Re: My wife and her symptoms
June 24, 2009 09:17AM
To Barb's question about whether she is on any meds, she isn't on medication but we do have her on some supplements. She is taking Creatine, Trehalose, and wild blueberry extract. She also drinks alot of milk so to be on the safe side we switched her to Soy milk, which she seems to enjoy. We do plan on getting her tested and to a neurologist in the near future, I'm currently working with my employer to get our office better health insurance and then we will have no reason to not get her the treatment thats best for her.

One other thing she has been doing alot lately is staying up all night and sleeping all day. I do think some of it has to do with her activity levels, on the days when she doesn't do anything but watch tv all day she has a harder time going to sleep. We have tried some over the counter sleep aids but those just make her more restless.

To Eric's comment (Saying she won't do things she doesn't want to do probably isn't fair.. she just can't do them without assistance. It's hard to both concentrate on daily hygiene, read notes, and do them with chorea) You are correct I am not being fair, but I do not voice this to her, I do understand her struggles, but I do notice how motivated she is to do the things she likes such as shopping or going out with friends and family. Also if I help to motivate her and she gets started on chores or anything she is a very hard worker and she won't stop till its done right. But getting her started is the hard part.

As far as her choking goes, I have been real careful to make sure when I make meals to chose food that doesnt seem to bother her, but she has her favorite foods and some of them give her problems, so I have considered blending up her food but she hasn't wanted me to do that yet. We also take care of her 89 yr old grandmother and when I'm at work her Gma will cook for her, this scares me because her gma isn't as conscious as I am, not to mention if she were to choke she couldn't help her. This won't be an issue for much longer because we just bought our first home and will be moving out of Gma's house in the next couple of weeks.

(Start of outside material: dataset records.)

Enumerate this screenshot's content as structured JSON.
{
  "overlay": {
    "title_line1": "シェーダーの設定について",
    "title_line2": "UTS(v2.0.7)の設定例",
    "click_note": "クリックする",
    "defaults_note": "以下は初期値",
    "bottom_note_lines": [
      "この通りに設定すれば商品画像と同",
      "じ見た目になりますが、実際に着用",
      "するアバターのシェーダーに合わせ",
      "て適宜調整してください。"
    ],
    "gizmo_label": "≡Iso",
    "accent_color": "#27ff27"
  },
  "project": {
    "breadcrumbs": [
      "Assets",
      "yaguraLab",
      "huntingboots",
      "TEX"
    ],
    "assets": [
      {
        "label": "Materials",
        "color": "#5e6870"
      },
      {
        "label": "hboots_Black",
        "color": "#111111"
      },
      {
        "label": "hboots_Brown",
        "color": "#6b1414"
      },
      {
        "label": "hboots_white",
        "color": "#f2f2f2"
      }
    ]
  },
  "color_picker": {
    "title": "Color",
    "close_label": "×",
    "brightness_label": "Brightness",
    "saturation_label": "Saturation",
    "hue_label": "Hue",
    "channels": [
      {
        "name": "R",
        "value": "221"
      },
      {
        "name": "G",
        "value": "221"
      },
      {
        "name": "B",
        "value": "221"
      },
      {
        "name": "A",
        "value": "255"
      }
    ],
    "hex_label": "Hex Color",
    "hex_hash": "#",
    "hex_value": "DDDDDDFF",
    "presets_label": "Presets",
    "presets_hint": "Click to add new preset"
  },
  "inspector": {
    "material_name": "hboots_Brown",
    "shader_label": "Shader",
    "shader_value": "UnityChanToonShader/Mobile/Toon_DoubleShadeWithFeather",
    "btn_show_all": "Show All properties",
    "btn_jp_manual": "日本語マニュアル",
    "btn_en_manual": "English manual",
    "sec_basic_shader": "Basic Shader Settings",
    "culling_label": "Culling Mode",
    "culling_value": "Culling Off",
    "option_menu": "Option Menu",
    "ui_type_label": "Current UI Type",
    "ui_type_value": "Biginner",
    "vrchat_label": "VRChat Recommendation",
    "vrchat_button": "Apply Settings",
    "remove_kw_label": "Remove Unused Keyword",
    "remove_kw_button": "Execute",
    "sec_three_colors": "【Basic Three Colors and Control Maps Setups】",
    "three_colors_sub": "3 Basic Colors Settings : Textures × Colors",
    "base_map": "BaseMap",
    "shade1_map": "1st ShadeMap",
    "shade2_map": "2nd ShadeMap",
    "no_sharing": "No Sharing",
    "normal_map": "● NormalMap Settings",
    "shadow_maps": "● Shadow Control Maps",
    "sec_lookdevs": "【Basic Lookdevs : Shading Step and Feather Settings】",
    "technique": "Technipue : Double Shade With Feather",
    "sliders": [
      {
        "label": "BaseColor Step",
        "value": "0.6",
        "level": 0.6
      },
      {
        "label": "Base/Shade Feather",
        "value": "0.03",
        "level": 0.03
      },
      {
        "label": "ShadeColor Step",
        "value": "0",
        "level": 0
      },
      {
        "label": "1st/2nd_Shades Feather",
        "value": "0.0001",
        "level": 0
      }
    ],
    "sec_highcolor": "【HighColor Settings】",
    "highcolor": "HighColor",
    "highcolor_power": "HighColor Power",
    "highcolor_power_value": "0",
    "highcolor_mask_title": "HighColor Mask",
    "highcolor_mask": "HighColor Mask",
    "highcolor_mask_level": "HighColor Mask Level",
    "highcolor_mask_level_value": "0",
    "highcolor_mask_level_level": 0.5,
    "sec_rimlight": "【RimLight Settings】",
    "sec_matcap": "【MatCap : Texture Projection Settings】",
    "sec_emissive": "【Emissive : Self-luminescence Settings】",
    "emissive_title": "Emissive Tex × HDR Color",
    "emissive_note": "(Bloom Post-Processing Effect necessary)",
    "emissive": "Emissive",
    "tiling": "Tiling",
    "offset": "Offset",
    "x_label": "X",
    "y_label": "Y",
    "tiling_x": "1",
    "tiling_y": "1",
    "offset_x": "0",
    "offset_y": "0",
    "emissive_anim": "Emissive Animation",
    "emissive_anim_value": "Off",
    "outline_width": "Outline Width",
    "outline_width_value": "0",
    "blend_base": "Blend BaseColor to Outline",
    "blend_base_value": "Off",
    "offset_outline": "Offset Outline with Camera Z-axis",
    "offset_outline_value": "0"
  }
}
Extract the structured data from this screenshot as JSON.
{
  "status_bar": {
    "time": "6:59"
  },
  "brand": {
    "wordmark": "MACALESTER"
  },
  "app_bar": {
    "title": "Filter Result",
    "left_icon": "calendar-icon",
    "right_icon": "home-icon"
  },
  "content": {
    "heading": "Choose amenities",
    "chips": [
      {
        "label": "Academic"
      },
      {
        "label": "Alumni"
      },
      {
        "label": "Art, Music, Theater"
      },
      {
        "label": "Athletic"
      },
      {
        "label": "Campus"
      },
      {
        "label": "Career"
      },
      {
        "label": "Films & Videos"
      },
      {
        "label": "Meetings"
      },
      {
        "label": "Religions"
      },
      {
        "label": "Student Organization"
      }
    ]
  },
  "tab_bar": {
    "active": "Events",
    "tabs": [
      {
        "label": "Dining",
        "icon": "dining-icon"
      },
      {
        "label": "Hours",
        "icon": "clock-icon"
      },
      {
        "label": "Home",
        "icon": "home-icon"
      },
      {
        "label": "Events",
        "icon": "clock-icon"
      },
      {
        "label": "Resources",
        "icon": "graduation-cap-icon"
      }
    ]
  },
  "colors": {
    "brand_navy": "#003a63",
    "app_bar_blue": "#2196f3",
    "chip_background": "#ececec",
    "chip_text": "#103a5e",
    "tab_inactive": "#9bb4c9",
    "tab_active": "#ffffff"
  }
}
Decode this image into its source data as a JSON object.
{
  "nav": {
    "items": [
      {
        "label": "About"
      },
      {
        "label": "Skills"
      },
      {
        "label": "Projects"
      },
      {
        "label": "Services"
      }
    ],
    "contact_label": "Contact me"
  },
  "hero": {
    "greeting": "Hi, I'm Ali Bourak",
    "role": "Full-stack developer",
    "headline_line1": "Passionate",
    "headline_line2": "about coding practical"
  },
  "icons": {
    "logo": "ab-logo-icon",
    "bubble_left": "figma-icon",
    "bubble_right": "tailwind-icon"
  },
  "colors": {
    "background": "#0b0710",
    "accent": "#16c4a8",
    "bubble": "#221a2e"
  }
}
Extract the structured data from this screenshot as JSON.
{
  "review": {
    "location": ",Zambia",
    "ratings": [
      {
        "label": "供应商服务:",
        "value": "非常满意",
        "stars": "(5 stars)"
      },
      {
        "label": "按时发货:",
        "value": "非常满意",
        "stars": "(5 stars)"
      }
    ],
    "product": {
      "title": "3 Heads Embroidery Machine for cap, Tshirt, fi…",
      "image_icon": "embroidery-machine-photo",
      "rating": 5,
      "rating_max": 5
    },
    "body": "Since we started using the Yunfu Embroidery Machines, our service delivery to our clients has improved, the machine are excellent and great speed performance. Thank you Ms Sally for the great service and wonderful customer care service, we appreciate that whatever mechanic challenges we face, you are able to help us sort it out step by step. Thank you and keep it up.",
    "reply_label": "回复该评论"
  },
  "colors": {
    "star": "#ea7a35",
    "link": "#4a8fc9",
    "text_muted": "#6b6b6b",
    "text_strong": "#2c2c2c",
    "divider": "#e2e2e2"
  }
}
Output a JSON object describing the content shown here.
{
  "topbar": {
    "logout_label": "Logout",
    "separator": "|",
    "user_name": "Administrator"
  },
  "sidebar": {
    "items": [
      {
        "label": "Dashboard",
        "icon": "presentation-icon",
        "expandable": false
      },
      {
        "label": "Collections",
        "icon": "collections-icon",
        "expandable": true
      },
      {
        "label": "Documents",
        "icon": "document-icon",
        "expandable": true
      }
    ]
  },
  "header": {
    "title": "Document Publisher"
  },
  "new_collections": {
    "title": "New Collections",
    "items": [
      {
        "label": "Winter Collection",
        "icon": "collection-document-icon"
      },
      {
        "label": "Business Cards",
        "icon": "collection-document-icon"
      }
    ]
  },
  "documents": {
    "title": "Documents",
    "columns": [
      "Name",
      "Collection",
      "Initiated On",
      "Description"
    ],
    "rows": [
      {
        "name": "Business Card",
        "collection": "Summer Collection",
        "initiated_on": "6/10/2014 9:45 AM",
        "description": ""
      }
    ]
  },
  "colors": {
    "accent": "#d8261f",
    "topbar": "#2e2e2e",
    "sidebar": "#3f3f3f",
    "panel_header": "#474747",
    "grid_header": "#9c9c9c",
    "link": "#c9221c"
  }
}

I'm trying as hard as I can to make the rest of our lives together wonderful, I want her to have all the things she has always wished for like her own home, I'd like to travel with her to new places and create things for her to look forward to.

thanks for listening,

Philip
Re: My wife and her symptoms
June 24, 2009 01:09PM
Seroquel works really well for me, as an anti depressant and mood stabilizer, but more importantly, i was having a lot of trouble getting to sleep, and when i did sleep it wasnt a good sleep. Now i sleep really well, and it's helped with the choking too. So if you do decide to try some meds, this might be worth considering.
Re: My wife and her symptoms
June 24, 2009 01:38PM
Youn are such a loving, caring husband. I wish you all the best with your journey with your wife.